# how to make ridge cap shingles with tabless architectural shingles



## Scuba_Dave

I don't think it will look right at all
I bought the matching ridge shingles for my roof


----------



## Ed the Roofer

The laminated pieces will wind up sticking up and out like a sore thumb.

You can either buy the Hip and Ridge Cap shingles that come pre-perforated from the same manufacturer.....

ot

You can see if the color from the 3-tab from that same manufacturer or another one precisely or even just closely matches the color of the architectural shingle you are installing.

You will regret it if you use the laminated architechturals now and have to replace them in the future.

Ed


----------



## RippySkippy

Several years ago I roofed my old house with the same shingles, and just cut up a standard shingle into thirds and angle cut the "upper half" of the shingle (image below) and laid them as normal. I found if I trimed the corners, they laid better. BTW when I shingled my house, I didn't have ready access to the matching ridge caps Now many stores sell them next to the bundles.

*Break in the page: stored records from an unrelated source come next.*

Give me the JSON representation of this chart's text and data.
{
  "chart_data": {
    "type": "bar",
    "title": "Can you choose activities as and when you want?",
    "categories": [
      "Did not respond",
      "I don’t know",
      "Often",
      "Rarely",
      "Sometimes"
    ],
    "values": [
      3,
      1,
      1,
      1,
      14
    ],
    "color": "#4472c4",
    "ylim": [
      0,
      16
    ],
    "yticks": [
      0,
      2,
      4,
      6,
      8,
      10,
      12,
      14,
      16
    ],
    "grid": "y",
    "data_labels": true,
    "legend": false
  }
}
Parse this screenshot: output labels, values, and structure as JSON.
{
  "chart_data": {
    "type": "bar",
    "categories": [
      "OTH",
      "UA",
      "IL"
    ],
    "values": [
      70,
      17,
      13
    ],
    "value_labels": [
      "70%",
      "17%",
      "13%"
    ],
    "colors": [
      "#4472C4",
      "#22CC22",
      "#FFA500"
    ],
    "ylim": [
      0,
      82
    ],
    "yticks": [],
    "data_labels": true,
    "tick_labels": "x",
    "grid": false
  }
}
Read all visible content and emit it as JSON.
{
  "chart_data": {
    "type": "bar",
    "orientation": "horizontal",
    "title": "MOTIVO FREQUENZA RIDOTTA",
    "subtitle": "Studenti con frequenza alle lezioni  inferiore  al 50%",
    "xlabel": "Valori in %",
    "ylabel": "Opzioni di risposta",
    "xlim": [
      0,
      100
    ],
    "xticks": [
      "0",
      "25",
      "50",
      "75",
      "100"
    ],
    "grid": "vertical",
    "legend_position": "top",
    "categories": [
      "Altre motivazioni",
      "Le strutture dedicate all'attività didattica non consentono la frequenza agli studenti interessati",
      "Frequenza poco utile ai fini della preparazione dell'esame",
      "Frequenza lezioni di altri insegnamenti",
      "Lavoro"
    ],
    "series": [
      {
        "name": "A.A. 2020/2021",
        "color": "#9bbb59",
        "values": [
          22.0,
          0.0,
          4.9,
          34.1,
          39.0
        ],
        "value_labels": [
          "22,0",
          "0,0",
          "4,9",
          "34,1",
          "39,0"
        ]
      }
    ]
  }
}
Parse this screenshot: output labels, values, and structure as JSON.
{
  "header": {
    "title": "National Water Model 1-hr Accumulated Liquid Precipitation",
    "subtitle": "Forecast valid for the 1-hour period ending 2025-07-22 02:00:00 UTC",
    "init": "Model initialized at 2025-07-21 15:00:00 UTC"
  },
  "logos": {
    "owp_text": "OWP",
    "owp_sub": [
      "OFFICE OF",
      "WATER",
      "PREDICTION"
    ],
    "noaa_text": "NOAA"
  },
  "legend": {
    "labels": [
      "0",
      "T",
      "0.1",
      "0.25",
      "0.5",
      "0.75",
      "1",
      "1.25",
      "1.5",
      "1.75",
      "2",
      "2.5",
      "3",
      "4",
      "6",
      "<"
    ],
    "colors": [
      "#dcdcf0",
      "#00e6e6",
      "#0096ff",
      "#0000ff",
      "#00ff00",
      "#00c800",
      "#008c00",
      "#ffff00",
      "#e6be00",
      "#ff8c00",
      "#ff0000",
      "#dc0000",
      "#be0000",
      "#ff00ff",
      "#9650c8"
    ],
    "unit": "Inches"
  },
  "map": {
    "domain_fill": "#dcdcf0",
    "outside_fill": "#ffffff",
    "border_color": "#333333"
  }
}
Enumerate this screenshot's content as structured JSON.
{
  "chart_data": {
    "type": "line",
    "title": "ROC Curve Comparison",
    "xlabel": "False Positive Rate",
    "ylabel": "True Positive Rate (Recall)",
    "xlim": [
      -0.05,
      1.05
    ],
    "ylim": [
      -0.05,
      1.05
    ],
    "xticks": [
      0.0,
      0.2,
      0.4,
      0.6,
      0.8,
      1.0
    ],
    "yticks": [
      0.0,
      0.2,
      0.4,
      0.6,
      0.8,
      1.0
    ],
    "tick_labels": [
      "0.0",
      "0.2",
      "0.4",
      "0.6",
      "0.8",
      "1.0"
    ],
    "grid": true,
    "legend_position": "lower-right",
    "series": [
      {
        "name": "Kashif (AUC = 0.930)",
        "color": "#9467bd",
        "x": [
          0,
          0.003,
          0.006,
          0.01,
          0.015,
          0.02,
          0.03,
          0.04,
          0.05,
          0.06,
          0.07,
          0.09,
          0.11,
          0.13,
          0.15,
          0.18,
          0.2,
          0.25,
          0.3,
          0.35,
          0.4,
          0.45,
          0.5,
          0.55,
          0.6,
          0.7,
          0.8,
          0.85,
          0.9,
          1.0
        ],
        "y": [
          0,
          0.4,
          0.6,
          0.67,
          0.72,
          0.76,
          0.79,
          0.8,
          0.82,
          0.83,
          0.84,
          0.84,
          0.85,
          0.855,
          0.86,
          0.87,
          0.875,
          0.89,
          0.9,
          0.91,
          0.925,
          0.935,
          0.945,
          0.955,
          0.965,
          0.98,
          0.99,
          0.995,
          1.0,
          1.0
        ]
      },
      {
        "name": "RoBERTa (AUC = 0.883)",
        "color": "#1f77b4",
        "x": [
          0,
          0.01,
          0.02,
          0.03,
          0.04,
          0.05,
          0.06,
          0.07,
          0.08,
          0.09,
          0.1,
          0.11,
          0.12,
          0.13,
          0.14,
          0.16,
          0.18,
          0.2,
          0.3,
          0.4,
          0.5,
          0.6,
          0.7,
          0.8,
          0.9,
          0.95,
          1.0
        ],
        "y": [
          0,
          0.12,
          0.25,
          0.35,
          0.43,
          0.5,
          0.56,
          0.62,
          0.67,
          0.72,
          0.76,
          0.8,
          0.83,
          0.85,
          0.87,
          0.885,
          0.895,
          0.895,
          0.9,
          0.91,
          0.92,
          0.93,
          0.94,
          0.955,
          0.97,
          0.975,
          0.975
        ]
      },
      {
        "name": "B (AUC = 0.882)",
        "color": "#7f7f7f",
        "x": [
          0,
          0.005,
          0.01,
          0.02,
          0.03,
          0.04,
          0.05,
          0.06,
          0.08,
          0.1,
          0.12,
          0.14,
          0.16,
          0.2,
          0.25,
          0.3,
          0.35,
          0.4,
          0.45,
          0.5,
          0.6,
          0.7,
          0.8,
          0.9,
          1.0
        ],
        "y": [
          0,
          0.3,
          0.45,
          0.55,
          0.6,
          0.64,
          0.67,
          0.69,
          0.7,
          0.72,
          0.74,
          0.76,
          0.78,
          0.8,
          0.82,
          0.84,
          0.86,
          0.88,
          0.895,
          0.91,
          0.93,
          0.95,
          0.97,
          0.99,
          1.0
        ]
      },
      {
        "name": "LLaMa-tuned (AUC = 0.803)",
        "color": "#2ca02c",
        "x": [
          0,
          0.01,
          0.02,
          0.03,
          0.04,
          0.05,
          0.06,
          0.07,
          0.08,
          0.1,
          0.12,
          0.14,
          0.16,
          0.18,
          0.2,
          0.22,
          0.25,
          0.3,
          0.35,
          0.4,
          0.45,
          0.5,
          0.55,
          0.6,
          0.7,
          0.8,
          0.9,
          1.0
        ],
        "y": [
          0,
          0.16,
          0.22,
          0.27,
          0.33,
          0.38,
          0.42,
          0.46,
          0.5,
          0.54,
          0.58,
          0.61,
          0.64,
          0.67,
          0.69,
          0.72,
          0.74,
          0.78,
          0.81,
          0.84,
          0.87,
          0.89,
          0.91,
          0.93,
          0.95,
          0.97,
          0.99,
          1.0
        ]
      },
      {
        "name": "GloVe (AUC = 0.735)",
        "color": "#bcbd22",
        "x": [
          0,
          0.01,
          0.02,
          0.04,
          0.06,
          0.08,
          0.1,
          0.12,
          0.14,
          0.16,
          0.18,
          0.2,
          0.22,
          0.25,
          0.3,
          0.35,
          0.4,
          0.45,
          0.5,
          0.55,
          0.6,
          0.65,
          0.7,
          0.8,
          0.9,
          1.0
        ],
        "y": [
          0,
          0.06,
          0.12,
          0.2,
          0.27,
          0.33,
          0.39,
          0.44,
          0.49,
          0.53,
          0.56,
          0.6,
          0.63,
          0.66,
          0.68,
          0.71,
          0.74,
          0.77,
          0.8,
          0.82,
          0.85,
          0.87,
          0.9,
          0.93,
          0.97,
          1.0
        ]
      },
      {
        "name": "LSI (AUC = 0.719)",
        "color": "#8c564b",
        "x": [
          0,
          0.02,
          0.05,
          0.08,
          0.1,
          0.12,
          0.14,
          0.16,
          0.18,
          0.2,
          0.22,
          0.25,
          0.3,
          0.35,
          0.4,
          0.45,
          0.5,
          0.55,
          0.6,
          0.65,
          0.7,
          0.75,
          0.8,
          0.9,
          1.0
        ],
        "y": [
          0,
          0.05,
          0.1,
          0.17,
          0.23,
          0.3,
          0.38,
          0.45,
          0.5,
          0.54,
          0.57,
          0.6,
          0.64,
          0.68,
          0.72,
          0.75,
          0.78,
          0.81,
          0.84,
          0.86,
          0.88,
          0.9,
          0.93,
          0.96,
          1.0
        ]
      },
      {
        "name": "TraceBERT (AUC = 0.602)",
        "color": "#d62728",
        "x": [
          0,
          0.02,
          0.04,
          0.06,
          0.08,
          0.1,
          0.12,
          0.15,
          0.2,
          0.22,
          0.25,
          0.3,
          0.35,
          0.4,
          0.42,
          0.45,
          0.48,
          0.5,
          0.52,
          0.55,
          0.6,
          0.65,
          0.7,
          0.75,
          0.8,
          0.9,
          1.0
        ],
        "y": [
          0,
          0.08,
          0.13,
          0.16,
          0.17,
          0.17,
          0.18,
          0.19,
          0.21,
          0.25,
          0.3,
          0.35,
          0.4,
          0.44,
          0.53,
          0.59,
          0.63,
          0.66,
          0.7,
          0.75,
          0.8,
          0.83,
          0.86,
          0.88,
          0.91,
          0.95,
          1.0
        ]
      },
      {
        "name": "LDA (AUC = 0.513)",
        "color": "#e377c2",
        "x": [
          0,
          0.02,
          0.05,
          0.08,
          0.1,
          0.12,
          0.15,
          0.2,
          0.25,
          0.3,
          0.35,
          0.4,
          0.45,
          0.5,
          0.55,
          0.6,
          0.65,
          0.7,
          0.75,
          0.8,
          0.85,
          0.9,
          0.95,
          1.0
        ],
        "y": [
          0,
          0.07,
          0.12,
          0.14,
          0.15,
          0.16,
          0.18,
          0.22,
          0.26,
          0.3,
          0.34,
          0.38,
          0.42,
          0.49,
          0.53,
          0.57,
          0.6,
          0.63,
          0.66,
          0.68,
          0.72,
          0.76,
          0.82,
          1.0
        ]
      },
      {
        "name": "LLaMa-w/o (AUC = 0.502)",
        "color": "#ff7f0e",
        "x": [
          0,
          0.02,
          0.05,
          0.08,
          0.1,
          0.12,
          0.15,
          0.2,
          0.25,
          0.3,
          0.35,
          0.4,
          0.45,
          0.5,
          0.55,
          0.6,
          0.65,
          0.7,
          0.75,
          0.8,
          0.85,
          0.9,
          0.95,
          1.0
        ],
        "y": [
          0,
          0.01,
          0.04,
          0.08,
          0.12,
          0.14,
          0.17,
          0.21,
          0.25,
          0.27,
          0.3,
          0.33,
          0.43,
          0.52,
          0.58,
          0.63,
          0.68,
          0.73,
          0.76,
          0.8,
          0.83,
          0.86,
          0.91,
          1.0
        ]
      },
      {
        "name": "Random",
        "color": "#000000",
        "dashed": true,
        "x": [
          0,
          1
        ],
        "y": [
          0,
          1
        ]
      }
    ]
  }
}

My roof was a straight run ranch with a 4/12 pitch. I don't think I would try it with anything steeper as they may not bend and lay flat over the ridge. Nor were they installed over a ridge vent.

They looked fine, I kept watch to see if the layers were separating over the ridge, I suspected they would so I kept an eye out. When I sold the house a couple of years ago...after 10 years it was fine.


----------